New Tax Law Fuels Share Buyback Revival
Indian companies are increasingly launching share buyback programs. This trend is largely due to a tax law change taking effect on April 1, 2026. The Finance Act, 2026, now treats buybacks as capital gains for tax purposes, instead of a 'deemed dividend'. This change makes buybacks much more tax-efficient for shareholders who are not company insiders. Low stock valuations in several sectors are also encouraging companies like Wipro, Aurobindo Pharma, and Cyient to announce new buyback plans.
Market Slump and Strategic Reasons for Buybacks
Buybacks are returning during a tough market period. The Nifty 50 index has seen a small dip of about 0.59% in the last year, while the Nifty IT index has fallen much harder, down nearly 17.9%. This market drop allows companies with strong cash reserves to show that their shares are undervalued. Foreign investors have also continued to sell stocks, with outflows reaching ₹48,141 crore in the first half of April 2026. In this climate, buybacks help offset foreign selling and lift local investor confidence. They also improve financial measures like earnings per share (EPS) and return on equity (ROE).
Historical Context of Tax Shifts
Buyback activity had previously dropped significantly. In fiscal year 2026, only 16 companies bought back shares totaling ₹19,500 crore. This is a sharp fall from ₹50,750 crore in FY24, when tax rules were more favorable.
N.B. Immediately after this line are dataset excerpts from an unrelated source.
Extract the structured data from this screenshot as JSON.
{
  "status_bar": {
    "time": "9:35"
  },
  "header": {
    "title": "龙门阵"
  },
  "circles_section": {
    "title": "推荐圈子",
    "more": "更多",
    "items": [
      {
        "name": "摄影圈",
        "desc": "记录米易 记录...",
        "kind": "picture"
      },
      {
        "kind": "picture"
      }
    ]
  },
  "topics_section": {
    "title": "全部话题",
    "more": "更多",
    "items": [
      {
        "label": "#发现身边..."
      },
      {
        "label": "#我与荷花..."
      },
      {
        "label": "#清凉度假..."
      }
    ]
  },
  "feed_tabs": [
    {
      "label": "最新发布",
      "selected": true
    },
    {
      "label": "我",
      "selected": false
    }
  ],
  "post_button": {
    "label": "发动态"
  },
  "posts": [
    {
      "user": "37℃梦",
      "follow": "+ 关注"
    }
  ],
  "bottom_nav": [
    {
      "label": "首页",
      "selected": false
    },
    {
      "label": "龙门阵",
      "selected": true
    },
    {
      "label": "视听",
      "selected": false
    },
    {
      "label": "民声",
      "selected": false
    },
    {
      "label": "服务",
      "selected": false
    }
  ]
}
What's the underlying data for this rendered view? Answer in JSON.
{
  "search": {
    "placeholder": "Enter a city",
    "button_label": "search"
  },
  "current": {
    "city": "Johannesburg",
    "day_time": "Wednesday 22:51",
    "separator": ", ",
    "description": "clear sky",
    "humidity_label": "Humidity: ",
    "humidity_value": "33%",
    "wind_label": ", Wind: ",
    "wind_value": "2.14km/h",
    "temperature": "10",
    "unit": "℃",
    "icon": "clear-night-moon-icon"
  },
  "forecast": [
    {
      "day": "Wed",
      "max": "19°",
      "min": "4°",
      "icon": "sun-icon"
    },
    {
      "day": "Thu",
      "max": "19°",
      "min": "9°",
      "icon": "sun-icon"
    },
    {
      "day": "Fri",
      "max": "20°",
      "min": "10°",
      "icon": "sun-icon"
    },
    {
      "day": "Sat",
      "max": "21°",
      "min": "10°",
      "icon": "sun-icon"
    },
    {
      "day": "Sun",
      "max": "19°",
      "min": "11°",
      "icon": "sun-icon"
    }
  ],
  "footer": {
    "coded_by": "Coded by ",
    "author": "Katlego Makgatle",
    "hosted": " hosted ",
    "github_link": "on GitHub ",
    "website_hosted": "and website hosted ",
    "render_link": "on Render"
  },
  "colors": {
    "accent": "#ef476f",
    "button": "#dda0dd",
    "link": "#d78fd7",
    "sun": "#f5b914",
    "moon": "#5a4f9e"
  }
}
The way buybacks were taxed has changed quickly over time, moving from a tax paid by the company to a tax on shareholders' dividends (sometimes over 40%) before the current capital gains system.
IT Sector Faces Deep Declines
The IT sector, a key part of the Nifty 50, is currently trading at a price-to-earnings (P/E) ratio of about 20.0. This is seen as quite undervalued compared to its average P/E of 27.13 over the past seven years. Even with a broad sector decline this past year, with year-to-date returns around -25.9%, major IT companies are proceeding with buybacks. Wipro, valued at roughly ₹2.15 trillion with a P/E of 16.3, provides a dividend yield of 5.36%. Its share price is down 17.87% over the year, reflecting the sector's challenges. Cyient, a smaller IT firm with a market cap near ₹9,837 crore and a P/E of 20.6, has also seen its stock price fall about 20.20% in the last year.
Pharma Sector Shows Resilience
In contrast, the pharmaceutical sector has shown more stability, with a 1-year compound annual growth rate (CAGR) of 7.72%. Its P/E ratio is around 33.8, which is considered fairly valued. Aurobindo Pharma, a major company with a market cap near ₹82,183 crore and a P/E of 23.3, has had a modest 1-year return of -2.04%. Although Aurobindo Pharma typically pays dividends, its recent performance and five-year sales growth have been described as weak.
Underlying Concerns Remain
However, significant challenges remain despite the strategic benefits of buybacks. Foreign portfolio investors continue to sell, with outflows nearing ₹1.8 lakh crore for the year up to April 2026, indicating a general caution towards the Indian market. The IT sector faces direct selling from these investors, losing ₹1,325 crore in early April. Buybacks can boost earnings per share (EPS) but do not fix core growth problems. For companies like Cyient, which reported a net loss last quarter and has a low return on equity (ROE) of 7.79%, buybacks offer only temporary relief. Aurobindo Pharma's slow five-year sales growth of 6.55% and low ROE of 11.1% also point to underlying issues that buybacks cannot solve. Furthermore, if companies choose buybacks over investing in growth, it could signal a lack of promising long-term investment opportunities.
Buyback Trend Expected to Continue
This trend of increased buybacks is expected to continue, particularly in uncertain markets. Companies use them to stabilize stock prices and improve financial results. The Securities and Exchange Board of India (Sebi) is also considering reintroducing open-market buybacks, which would give companies more flexibility to buy shares over time. These regulatory moves, along with the beneficial tax changes, should keep supporting share repurchase programs as a way to reward shareholders alongside dividends.